Lawmakers are meeting in Congress today in a last ditch effort to form an agreement on spending cuts and taxes in order to avoid sending the economy over the fiscal cliff.
Lawmakers are meeting in Washington today to make a last ditch attempt at budget negotiations in order to avoid going over the so-called fiscal cliff -- a series of automatic spending cuts to thousands of government programs.
According to the Tax Policy Center, every income group would see increases in taxes. Americans who fall into the lowest income bracket will pay on average $400 more in taxes, while middle-income Americans could see their taxes go up nearly by $2,000. The top 20 percent would pay an additional $14,000, on average, while the top “1 percent” would see tax increases of $120,000.
American workers will see their payroll taxes go up from 4.2 to 6.2 percent, making paychecks a bit smaller.

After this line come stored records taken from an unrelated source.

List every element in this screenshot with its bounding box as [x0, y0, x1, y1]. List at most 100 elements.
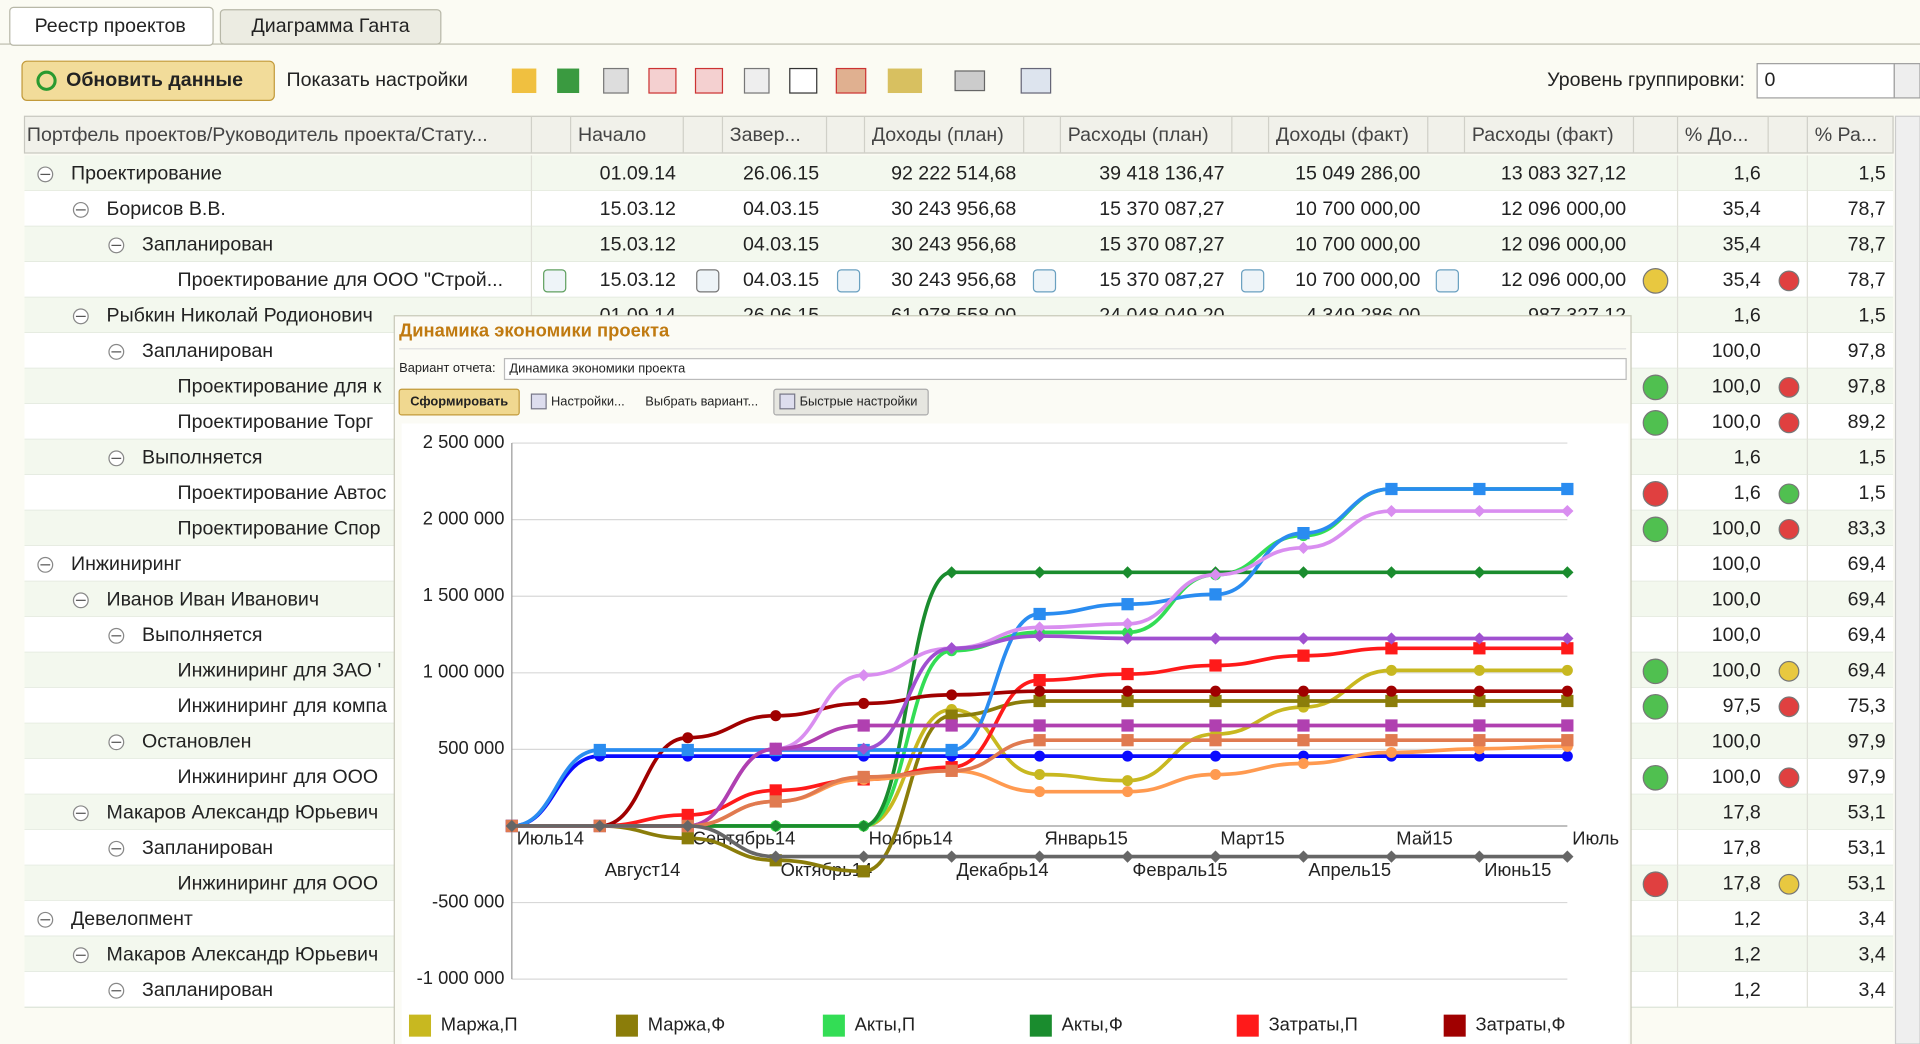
- cell-value: 26.06.15: [743, 163, 819, 185]
- icon[interactable]: [954, 70, 986, 92]
- table-row: [24, 155, 1894, 191]
- data-point: [1561, 750, 1573, 762]
- data-point: [1561, 719, 1574, 732]
- cell-value: 17,8: [1723, 801, 1761, 823]
- data-point: [945, 642, 958, 655]
- variant-input[interactable]: [503, 357, 1627, 381]
- button-label: Быстрые настройки: [800, 393, 918, 408]
- legend-swatch: [408, 1014, 432, 1037]
- refresh-icon: [36, 70, 57, 91]
- icon[interactable]: [603, 67, 629, 94]
- cell-icon: [836, 269, 861, 293]
- icon[interactable]: [887, 68, 923, 94]
- settings-link[interactable]: Показать настройки: [287, 69, 468, 91]
- data-point: [1297, 526, 1310, 540]
- row-name: Иванов Иван Иванович: [107, 589, 320, 611]
- data-point: [1297, 719, 1310, 732]
- row-name: Остановлен: [142, 730, 251, 752]
- data-point: [1561, 482, 1574, 496]
- data-point: [1034, 786, 1046, 798]
- cell-value: 1,6: [1734, 482, 1761, 504]
- data-point: [1473, 482, 1486, 496]
- y-tick-label: 1 000 000: [423, 661, 505, 682]
- cell-value: 1,5: [1858, 305, 1885, 327]
- tab[interactable]: [219, 9, 442, 45]
- data-point: [593, 743, 606, 757]
- data-point: [681, 808, 694, 822]
- data-point: [1121, 667, 1134, 681]
- data-point: [1385, 664, 1397, 676]
- cell-value: 3,4: [1858, 943, 1885, 965]
- cell-value: 78,7: [1848, 269, 1886, 291]
- header-row: [23, 115, 1894, 154]
- icon[interactable]: [511, 68, 537, 94]
- icon[interactable]: [743, 67, 770, 94]
- column-header: Доходы (план): [872, 124, 1004, 146]
- cell-value: 15 370 087,27: [1099, 198, 1224, 220]
- data-point: [1385, 734, 1398, 747]
- cell-value: 69,4: [1848, 589, 1886, 611]
- refresh-label: Обновить данные: [66, 69, 243, 91]
- cell-value: 100,0: [1712, 589, 1761, 611]
- data-point: [1473, 685, 1485, 697]
- status-icon: [1642, 516, 1669, 543]
- cell-value: 97,5: [1723, 695, 1761, 717]
- status-icon: [1778, 767, 1800, 789]
- tab-active[interactable]: [9, 6, 214, 46]
- cell-value: 100,0: [1712, 659, 1761, 681]
- data-point: [1033, 674, 1046, 687]
- cell-value: 100,0: [1712, 730, 1761, 752]
- grouping-input[interactable]: [1756, 63, 1895, 99]
- grouping-label: Уровень группировки:: [1547, 69, 1745, 91]
- data-point: [945, 743, 958, 757]
- icon[interactable]: [694, 67, 724, 94]
- chart-area: [401, 423, 1629, 1044]
- button-label[interactable]: Выбрать вариант...: [645, 393, 758, 408]
- cell-value: 1,5: [1858, 163, 1885, 185]
- toolbar-icons: [511, 67, 1052, 94]
- cell-value: 35,4: [1723, 234, 1761, 256]
- y-tick-label: -500 000: [432, 890, 505, 911]
- status-icon: [1642, 658, 1669, 685]
- cell-value: 100,0: [1712, 766, 1761, 788]
- scrollbar[interactable]: [1894, 115, 1920, 1044]
- cell-value: 1,5: [1858, 482, 1885, 504]
- x-tick-label: Май15: [1396, 827, 1452, 848]
- data-point: [1297, 685, 1309, 697]
- data-point: [505, 819, 518, 833]
- cell-value: 04.03.15: [743, 198, 819, 220]
- icon[interactable]: [1020, 67, 1052, 94]
- cell-icon: [696, 269, 720, 293]
- cell-value: 100,0: [1712, 624, 1761, 646]
- x-tick-label: Февраль15: [1132, 859, 1227, 880]
- cell-icon: [1435, 269, 1459, 293]
- status-icon: [1778, 270, 1800, 292]
- data-point: [682, 732, 694, 744]
- refresh-button[interactable]: [21, 60, 275, 101]
- button[interactable]: [773, 388, 929, 416]
- icon: [530, 393, 547, 410]
- cell-value: 100,0: [1712, 376, 1761, 398]
- icon[interactable]: [557, 68, 580, 94]
- button-label[interactable]: Настройки...: [551, 393, 625, 408]
- row-name: Выполняется: [142, 447, 262, 469]
- x-tick-label: Март15: [1220, 827, 1284, 848]
- data-point: [769, 819, 782, 833]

Without an agreement on where to set the Alternative Minimum Tax, which was designed to force wealthy taxpayers to pay a minimum level of taxes, the Internal Revenue Service expects an additional 30 million Americans will become subject to this new tax. In order to adjust to inflation, Congress has been passing temporary “patches” to keep lower-income Americans from paying this extra tax.
The driving idea behind these automatic measures, which take effect after midnight of Dec. 31, is to take definite steps toward reducing the federal deficit -- which stands at just over $1.1 trillion for the fiscal year 2012.
Opponents of the automatic cuts say that reducing government spending so drastically will throw our already weak economy into an even worse downward spiral. In the worst case scenario, Ben Bernanke, the Federal Reserve Chairman, said combining tax cuts and spending cuts could force the economy back into recession.
Most experts expect that the President and House Republicans will ultimately make a deal, but even if stalled negotiations are not fruitful, Congress has the ability to retroactively fix spending cuts and tax increases after Jan. 1.
While the payroll tax hike would be felt by most Americans immediately, the tens of billions of dollars in spending cuts will be spread out through the end of the fiscal year 2013, giving lawmakers plenty of time to increase funding.
New York Sen. Charles Schumer told the Today show this morning that he was more optimistic that a deal would be reached today, saying, “Sometimes it's darkest before the dawn.”